EMC announced last week they had acquired Greenplum, makers of an MPP analytic database, for an undisclosed sum. According to Dave Kellogg’s blog the valuation of Greenplum could have been as much as $300 to $400 million, and for a young startup, it is a fabulous exit and was for sure the right answer for them.
But is performance and capacity really the most pressing customer issue in data warehousing?
When you think about data growth, the desire for more analytics (which can require lots of data to sift through) and the necessary performance to serve user requirements, then it’s clear this solution’s benefit for the data warehousing market is fast performance and increased capacity. EMC is apparently planning on creating appliances as well.

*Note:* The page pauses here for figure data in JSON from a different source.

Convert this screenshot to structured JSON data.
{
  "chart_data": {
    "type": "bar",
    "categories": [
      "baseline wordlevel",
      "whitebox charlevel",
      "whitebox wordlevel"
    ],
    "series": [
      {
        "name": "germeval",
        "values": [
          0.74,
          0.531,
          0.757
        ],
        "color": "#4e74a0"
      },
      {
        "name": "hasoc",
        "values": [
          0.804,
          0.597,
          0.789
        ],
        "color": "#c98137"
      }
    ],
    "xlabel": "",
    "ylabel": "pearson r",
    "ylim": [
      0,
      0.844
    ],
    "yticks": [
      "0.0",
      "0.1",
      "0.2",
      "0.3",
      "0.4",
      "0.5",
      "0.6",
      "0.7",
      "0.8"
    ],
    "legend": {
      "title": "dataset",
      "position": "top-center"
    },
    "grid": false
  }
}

Yet customers already have many options to choose from to deal with performance and capacity, including Kalido partners Teradata and Netezza who play here and offer appliances.

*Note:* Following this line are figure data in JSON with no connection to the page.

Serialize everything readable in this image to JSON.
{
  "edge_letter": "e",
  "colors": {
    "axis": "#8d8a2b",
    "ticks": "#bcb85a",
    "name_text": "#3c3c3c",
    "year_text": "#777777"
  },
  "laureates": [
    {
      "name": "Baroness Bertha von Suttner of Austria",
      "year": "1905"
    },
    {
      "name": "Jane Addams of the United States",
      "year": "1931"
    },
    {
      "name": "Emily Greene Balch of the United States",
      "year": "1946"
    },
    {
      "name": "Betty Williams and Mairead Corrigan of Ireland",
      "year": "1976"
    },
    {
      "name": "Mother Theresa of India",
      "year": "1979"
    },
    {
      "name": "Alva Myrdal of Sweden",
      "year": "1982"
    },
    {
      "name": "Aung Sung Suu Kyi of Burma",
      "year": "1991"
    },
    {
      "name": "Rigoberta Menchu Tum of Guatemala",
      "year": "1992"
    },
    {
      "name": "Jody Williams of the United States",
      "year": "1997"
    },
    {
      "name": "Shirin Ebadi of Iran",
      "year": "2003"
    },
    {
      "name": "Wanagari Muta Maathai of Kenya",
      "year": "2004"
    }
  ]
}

The biggest problem we see in data warehousing isn’t just performance and capacity; it’s getting data warehouses up and running fast and then handling the inevitable change due to new requirements, new data sources and changes in the business. The EMC/Greenplum combination doesn’t help customers deal with this. Their customers will still build their warehouse the old fashioned way – lots of hand-coded ETL that piles up as more data from more sources is added, and the business users continually demand more and different views. How will customers deal with thousands of ETL jobs? How long will it take to make the data warehouse current when a company makes an acquisition, sells a division, reorganizes a sales force, introduces new products and retires old ones, opens and closes stores, and moves off internally-managed OLTP systems to cloud-based SaaS data and application providers? Who has the time and resources to untangle that hairball?
And that’s not even mentioning the master data challenges.
In the end, your data warehouse is valuable as long as it is able to keep delivering business value to your organization. Because business isn’t static, the data warehouse can’t be static either. While it is great that EMC/Greenplum will provide another solution to choose from that addresses the scale and performance issues in data warehousing, more attention needs to be paid to how fast those data warehouses can be built and how they are going to remain relevant as they age.
What do you think? Is another speed and scale answer what data warehousing needs now, or is handling change and keeping the warehouse agile the right question to address?